The Car Insurance Tightrope in Texas
Stories from Harris County on Affordability & Fair Pricing
The cost of car insurance is a growing part of monthly budgets, and Texas requires that drivers maintain a basic level of liability insurance. Surging costs can lead people to forgo car insurance to make ends meet, and pricing in the market is creating barriers for low- and moderate-income Texans.
This report focuses on insights from a focus group in Harris County, revealing how drivers are navigating an increasingly expensive car insurance market.
This is the first report in a series, as we will hold focus groups in other regions of Texas to examine this issue with subsequent reports.
Report Authors
Select Top Findings For This Report
- As of September 2025, approximately 12 percent of Texas car owners are uninsured, with the rates reaching 14% to over 20% in 32 counties, including both large urban and smaller rural counties.
- In Harris County, 14.44% of registered vehicles are uninsured.
- Most participants in the focus group had car insurance and paid, on average, $238 per month per car, or $2,856 per year.

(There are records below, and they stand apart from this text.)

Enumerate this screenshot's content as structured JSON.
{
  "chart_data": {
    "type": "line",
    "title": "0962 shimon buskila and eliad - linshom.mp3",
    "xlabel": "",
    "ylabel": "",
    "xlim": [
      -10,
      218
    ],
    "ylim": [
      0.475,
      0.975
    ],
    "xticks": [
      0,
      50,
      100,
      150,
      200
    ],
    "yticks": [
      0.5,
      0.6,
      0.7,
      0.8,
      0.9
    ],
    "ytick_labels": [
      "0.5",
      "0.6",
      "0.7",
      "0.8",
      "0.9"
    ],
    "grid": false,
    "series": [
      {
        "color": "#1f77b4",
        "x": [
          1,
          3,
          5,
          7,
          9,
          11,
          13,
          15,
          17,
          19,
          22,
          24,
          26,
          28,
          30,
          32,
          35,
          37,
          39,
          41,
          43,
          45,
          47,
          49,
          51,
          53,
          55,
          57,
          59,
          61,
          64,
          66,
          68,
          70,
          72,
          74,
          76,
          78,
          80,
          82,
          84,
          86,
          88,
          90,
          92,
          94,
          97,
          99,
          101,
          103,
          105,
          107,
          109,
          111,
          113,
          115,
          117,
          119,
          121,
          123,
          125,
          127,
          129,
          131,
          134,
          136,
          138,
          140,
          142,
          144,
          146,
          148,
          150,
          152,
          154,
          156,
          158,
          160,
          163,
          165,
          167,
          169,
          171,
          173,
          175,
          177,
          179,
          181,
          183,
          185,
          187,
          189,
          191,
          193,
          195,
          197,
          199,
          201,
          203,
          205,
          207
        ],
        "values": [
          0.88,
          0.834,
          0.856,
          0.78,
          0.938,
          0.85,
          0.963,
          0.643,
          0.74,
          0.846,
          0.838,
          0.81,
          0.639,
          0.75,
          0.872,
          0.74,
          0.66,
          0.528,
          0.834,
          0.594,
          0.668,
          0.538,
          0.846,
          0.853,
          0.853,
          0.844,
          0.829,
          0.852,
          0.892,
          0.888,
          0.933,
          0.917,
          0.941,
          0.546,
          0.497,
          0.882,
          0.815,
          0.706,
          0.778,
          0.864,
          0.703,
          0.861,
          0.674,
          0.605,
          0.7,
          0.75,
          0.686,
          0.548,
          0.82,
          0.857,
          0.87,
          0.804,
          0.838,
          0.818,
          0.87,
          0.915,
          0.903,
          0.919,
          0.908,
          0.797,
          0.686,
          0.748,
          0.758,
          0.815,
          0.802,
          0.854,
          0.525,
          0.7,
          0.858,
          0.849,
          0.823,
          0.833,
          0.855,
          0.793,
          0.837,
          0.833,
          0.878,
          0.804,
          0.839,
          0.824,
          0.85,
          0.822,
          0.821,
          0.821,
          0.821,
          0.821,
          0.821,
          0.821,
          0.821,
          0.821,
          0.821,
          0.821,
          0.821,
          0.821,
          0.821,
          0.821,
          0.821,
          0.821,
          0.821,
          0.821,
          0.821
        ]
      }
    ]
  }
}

- Those with both car insurance and a car payment reported spending, on average, approximately 13% of their monthly household expenses on car payments and 10% of their monthly household expenses on car insurance. Generally, 2% of a monthly budget is the target amount for affordable car insurance. On average, focus group participants paid five times that target amount, indicating that their car insurance is extremely unaffordable.
- Seven participants (47%) noted that they have gone without car insurance while owning a car, and almost all stated that the high cost of car insurance is what prevented them from having it.
- Participants discussed car insurance pricing factors. They rated pricing based on gender, credit score, age, marital status, zip code, and no-fault accidents as unfair.
- Participants viewed at-fault accidents, tickets, and natural disasters as fair factors to consider when pricing car insurance.